Lions Gate Home Entertainment presents “House Of 1000 Corpses” in an anamorphic widescreen (1.85:1) aspect ratio and I found the picture quality to be quite rich with harsh lighting and bold colors to create a living nightmarish vision of anywhere country USA. The English Dolby Digital 5.1 Surround Soundtrack is quite effective with nice use of the subwoofer and I liked the mood music, which can be listened to as an isolated Stereo score soundtrack on the DVD too. English Captions and Closed Captions for the hearing impaired and Spanish Language Subtitles are encoded as options as well. Rob Zombie’s feature length commentary is quite articulate and somewhat screen specific. Sometimes I got the sense that he had a grander vision that he wanted to get across and then quite honestly sometimes he sounds like he doesn’t give fuck. He also has a strange sense of humor, but don’t we all? Zombie also directed the interactive menus that feature the characters of Captain Spaulding (Sid Haig), Otis (Bill Mosely), and Baby (Sherri Moon) making comments about the viewers and the menus themselves, which feature full motion scene selections and animated transitions. The interactive menus are quite easy to navigate through too.

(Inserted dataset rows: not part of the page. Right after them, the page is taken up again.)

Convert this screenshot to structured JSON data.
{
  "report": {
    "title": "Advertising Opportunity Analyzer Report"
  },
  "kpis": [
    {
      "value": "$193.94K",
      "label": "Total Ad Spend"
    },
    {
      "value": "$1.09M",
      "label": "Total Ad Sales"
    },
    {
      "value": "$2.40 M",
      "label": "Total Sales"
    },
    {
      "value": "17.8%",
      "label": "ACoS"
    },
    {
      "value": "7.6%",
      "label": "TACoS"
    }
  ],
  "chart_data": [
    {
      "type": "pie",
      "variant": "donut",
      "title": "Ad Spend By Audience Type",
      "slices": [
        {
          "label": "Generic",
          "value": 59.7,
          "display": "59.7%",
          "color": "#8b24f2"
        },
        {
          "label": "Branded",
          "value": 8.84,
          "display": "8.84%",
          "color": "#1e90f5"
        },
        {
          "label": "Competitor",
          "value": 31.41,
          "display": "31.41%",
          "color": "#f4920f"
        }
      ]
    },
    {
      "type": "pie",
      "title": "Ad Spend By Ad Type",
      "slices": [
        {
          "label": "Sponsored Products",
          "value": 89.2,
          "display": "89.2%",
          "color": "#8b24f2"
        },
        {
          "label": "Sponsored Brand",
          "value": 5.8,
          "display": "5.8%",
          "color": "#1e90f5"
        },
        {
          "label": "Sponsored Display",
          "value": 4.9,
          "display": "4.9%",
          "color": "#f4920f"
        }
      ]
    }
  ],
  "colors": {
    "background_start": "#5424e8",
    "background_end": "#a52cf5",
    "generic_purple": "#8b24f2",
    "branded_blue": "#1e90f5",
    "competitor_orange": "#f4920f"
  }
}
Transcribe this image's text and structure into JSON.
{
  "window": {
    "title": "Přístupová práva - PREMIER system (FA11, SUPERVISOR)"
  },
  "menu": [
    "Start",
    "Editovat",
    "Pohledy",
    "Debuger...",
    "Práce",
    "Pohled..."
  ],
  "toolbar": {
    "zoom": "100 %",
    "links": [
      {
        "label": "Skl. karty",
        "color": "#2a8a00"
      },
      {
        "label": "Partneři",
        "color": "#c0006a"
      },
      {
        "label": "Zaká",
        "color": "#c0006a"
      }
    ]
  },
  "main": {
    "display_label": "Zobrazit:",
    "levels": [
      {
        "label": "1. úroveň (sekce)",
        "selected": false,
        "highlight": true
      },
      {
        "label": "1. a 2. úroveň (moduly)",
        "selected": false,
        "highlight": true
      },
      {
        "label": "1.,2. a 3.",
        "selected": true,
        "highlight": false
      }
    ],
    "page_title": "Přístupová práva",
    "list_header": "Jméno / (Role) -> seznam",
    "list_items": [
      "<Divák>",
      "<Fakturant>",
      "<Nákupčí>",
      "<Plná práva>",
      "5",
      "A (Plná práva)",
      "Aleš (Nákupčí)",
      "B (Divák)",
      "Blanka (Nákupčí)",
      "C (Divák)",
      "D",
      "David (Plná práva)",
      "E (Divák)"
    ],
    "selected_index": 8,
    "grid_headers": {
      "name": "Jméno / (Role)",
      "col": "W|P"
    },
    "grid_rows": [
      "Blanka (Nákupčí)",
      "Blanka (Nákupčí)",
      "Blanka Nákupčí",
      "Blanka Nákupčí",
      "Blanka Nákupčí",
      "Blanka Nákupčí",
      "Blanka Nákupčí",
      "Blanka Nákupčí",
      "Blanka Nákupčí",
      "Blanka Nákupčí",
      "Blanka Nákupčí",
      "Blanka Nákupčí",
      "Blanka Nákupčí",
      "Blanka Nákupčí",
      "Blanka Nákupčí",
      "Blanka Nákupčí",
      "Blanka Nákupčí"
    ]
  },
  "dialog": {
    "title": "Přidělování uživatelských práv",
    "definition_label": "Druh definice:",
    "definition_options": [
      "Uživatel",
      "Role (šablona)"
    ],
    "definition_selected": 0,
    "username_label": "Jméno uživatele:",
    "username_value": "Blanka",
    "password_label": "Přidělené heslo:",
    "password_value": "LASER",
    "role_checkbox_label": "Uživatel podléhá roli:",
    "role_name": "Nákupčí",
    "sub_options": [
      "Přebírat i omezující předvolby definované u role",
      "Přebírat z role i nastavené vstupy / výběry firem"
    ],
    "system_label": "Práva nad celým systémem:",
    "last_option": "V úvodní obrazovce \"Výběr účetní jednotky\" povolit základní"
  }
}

The other extra features are a bit of a disappointment with a lot of analog video clips that simply do not show enough about the film to give a larger appreciation for the work that went into producing it. There is some behind the scenes video under the heading “Making Of Featurette” (4:15) that doesn’t really reveal much of anything and then there are some more behind the scenes clips (2:14) that also are rather uninteresting. Those who can’t get enough of “Captain Spaulding,” “Otis,” and “Baby” will probably get a kick out of “Tiny Fucked A Stump” (3:08) and there’s some casting and rehearsal footage with the actor who played “Grandpa” (2:06), Bill Moseley and Jennifer Jocelyn (3:28), Rainn Wilson Chris Hardwick, and Erin Daniels (: 43), and Chris Hardwick and Erin Daniels (: 52).

There are also some interview clips with Bill Moseley (4:30), Sid Haig (5:42), Sherri Moon (1:33), and Special Effects Supervisor Wayne Toth (3:33). The film’s teaser trailer (1:13), theatrical trailer (1:49), and Radio Spot (1:01) as well as bonus trailers for “Cabin Fever” (: 53), “May” (2:04), and “Godsend” (2:26) wrap up the extra features on this DVD release.

“House Of 1000 Corpses” is available on DVD-Video now from Lions Gate Home Entertainment.